Epeorus bifurcatus Braasch & Soldán, 1979
Material examined. 1 La: Thailand, Tak Province, 16°30’ N, 99°00’ E, alt. ca 400 m, XI. 2008, leg. Freitag, Manila, det. Braasch).
Diagnosis. Epeorus bifurcatus is a smaller species (length to 12 mm), recognizable by a pair of relatively short submedian spines on terga I–IX, flatly elliptical head (Nguyen & Bae, 2004a: p. 21, Figs. 7,9), posterior margins of terga with densely rowed blunt bristles, surface of terga with very fine scattered setae, only a weak fringe of small setae shorter than spines in the medial groove of terga and with triangular gill I of same length as following gills, all equally ovaloid, and femora with spot (Braasch & Soldán 1979: p.266, Figs. 15–22). Contrastingly, E. rhithralis, as well as E. bifurcatus, have ovaloid shape of head, long elliptic form of first gill, pointed bristles on posterior margins of terga and lack of groove on terga (Braasch 1980: p. 63, Figs. 4 b–l).
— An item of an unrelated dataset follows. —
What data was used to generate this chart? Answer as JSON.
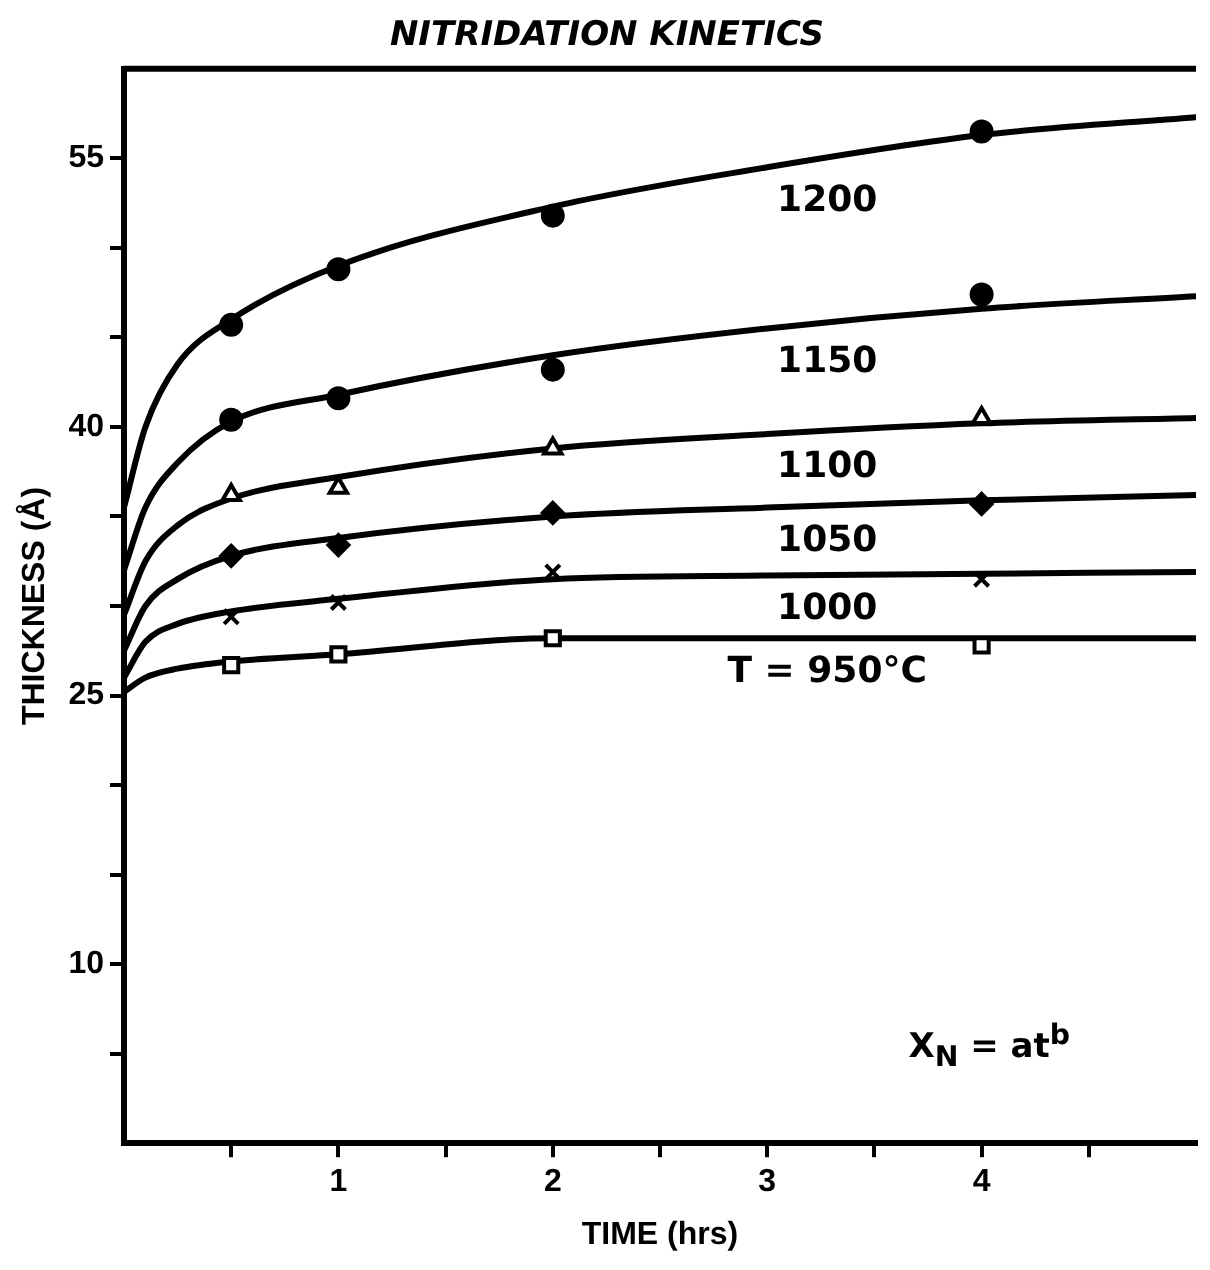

Other species from the region are either without any spines as Epeorus hieroglyphicus, E. khayengensis, E. papillatus, E. suspicatus, E. tiberius Braasch & Soldán, 1984, or provided with pairs of tubercles like E. rhithralis or with pairs of long spines like E. aculeatus, E. bispinosus Braasch, 1980 and Iron martensi .
Discussion. Epeorus bifurcatus is new for Thailand. To date this species is only known from Vietnam (Nguyen & Bae 2004a) and Thailand. Comments on its distribution are seen above under Epeorus inthanonensis . Adults and subadults are unknown.